Unified Host and Network Data Set

Unified Host and Network Data Set
Notice: This research summary and analysis were automatically generated using AI technology. For absolute accuracy, please refer to the [Original Paper Viewer] below or the Original ArXiv Source.

The lack of data sets derived from operational enterprise networks continues to be a critical deficiency in the cyber security research community. Unfortunately, releasing viable data sets to the larger com- munity is challenging for a number of reasons, primarily the difficulty of balancing security and privacy concerns against the fidelity and utility of the data. This chapter discusses the importance of cyber secu- rity research data sets and introduces a large data set derived from the operational network environment at Los Alamos National Laboratory. The hope is that this data set and associated discussion will act as a catalyst for both new research in cyber security as well as motivation for other organizations to release similar data sets to the community.


💡 Research Summary

The paper addresses a critical gap in cybersecurity research: the scarcity of high‑fidelity, operational‑network datasets that can be freely used by the research community. To mitigate this, the authors release a comprehensive “Unified Host and Network Data Set” derived from the Los Alamos National Laboratory (LANL) enterprise environment, covering approximately 90 days of activity. The dataset combines two distinct sources: (1) Windows host event logs collected from the majority of LANL workstations, and (2) Cisco NetFlow version 9 records exported from core routers.

The NetFlow component captures bi‑directional communication summaries between devices, containing fields such as start/end timestamps, source and destination IP addresses, protocol, source and destination ports, packet counts, and byte counts. Because NetFlow records are inherently unidirectional, the authors applied a stitching process to merge complementary uniflows into single bi‑flows. Directionality was inferred using a hierarchy of port‑based heuristics: (i) destination ports below 1024 with non‑ephemeral source ports, (ii) the top 90 most frequent ports treated as destinations, and (iii) the smaller of the two ports considered the destination. After direction assignment, matching 5‑tuples were aggregated, preserving the earliest start time, latest end time, and summing packet/byte counters. This streaming aggregation evicts idle entries after 30 minutes and periodically emits long‑lived flows.

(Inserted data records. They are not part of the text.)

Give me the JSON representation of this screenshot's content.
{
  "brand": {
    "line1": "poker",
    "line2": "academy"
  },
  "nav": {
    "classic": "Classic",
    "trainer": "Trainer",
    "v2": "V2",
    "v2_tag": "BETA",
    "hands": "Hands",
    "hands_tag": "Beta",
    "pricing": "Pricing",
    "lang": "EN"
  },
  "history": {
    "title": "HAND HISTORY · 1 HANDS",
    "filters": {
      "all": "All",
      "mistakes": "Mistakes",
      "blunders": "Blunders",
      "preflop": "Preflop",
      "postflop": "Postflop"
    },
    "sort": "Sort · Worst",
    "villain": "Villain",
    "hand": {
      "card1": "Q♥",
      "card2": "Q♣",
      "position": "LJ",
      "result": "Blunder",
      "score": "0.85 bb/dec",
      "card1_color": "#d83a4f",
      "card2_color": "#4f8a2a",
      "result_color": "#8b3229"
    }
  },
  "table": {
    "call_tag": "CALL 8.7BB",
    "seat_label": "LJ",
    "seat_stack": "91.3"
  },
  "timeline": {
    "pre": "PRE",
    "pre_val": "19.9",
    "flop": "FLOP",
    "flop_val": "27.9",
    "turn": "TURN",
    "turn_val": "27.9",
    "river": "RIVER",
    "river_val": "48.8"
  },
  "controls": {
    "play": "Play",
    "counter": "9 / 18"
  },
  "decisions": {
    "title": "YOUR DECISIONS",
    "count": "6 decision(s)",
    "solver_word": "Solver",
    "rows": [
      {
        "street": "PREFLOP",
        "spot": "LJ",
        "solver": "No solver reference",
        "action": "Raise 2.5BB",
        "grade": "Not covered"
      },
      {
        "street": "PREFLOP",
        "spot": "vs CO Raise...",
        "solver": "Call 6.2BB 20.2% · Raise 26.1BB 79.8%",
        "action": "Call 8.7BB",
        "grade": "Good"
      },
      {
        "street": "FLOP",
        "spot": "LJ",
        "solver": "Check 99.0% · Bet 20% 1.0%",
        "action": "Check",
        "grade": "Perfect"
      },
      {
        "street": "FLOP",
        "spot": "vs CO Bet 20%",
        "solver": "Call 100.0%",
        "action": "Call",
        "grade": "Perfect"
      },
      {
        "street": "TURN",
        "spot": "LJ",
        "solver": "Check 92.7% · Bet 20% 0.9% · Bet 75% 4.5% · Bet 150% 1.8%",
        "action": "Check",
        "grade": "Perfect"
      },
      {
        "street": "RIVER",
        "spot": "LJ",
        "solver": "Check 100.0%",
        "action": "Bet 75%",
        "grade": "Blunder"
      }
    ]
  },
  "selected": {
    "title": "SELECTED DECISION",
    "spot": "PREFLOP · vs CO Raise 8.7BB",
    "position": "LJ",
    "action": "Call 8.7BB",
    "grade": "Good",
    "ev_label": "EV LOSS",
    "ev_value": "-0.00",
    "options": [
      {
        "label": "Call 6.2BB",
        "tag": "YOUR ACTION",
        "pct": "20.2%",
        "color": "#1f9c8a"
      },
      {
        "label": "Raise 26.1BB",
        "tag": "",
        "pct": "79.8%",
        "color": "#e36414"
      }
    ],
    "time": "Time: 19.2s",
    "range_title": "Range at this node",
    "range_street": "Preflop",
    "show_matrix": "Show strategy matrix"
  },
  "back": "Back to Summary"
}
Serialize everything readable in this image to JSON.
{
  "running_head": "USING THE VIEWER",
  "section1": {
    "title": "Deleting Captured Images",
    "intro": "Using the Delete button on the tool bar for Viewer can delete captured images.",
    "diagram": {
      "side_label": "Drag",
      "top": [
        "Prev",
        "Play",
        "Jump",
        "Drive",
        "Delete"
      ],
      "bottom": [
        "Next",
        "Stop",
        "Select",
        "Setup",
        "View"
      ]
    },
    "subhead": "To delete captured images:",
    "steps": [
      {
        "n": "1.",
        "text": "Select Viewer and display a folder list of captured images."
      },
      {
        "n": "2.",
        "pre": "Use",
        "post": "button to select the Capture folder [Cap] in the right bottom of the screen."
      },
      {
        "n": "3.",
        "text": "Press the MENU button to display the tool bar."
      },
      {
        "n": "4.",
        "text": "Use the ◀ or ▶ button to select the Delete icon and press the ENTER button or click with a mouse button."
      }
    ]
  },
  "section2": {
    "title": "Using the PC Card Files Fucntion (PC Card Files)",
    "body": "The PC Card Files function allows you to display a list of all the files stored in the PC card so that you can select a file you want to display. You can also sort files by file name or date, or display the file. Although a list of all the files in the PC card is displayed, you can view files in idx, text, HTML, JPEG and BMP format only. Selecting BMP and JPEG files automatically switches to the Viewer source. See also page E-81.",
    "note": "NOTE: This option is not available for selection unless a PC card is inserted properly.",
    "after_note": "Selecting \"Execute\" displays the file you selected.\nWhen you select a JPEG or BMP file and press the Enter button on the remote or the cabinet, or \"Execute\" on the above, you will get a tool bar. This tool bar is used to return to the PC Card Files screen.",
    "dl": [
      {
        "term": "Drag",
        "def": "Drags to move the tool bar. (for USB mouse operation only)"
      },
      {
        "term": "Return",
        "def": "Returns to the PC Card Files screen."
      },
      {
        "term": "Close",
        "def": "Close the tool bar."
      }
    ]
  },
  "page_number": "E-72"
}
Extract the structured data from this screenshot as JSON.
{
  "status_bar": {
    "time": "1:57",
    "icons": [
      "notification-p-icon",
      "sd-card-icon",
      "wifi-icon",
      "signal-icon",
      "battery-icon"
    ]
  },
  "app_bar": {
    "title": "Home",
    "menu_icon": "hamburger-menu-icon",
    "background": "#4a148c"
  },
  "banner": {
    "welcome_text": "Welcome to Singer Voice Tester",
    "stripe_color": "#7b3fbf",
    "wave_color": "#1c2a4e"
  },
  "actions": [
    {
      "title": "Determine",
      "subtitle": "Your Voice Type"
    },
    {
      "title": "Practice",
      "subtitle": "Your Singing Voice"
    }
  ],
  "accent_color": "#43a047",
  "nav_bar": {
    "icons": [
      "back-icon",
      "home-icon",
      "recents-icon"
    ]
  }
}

To protect privacy and operational security, the dataset underwent a two‑stage de‑identification. First, IP addresses were mapped to fully‑qualified domain names (FQDNs) using DNS and DHCP logs, preserving temporal consistency. When mapping failed, the IP was retained with a “IP.” prefix. Second, all host identifiers (source/destination devices, ports) were replaced with random tokens, except for well‑known service ports (e.g., 80, 443, 22) and system‑level usernames/process names, which were left intact to retain analytical value. Records with protocols other than TCP (6), UDP (17), or ICMP (1) were discarded. The final product is delivered as CSV files with fields ordered as described in the paper’s Table 1.

Data‑quality analyses reveal several characteristics. Approximately 57 % of TCP bi‑flows have zero packets in one direction, reflecting LANL’s router configuration that often exports only a single direction and the prevalence of one‑sided scans. Mapping failures are more common for destination devices, indicating incomplete DNS coverage. Protocol distribution shows roughly 30 % TCP, 60 % UDP, and 10 % ICMP, with notable long‑lived UDP and ICMP flows—an artifact of aggregating all uniflows regardless of protocol. Port histograms illustrate a non‑uniform source‑port distribution, suggesting occasional mis‑stitching or protocols that use fixed source ports (e.g., NTP). In‑degree/out‑degree visualizations for selected days highlight hub hosts and potential lateral‑movement pathways.

The authors outline multiple research avenues enabled by the dataset: (a) flow‑based anomaly detection and lateral‑movement identification, (b) joint host‑log and flow analysis for behavior‑based threat modeling, (c) evaluation of anonymization techniques and privacy‑preserving data sharing, (d) reconstruction of network topology and service mapping, and (e) comparative studies between synthetic datasets and real operational data. They also acknowledge limitations, such as transient IP addresses, imperfect direction inference, and incomplete host‑name mappings, urging researchers to apply additional preprocessing as needed.

In conclusion, this work provides a valuable, openly accessible resource that bridges the gap between theoretical cybersecurity research and real‑world operational data. By releasing a richly annotated, de‑identified, and well‑documented dataset, the authors not only enable immediate experimental work but also set a precedent encouraging other organizations to share comparable data, thereby fostering a more collaborative and empirically grounded security research ecosystem.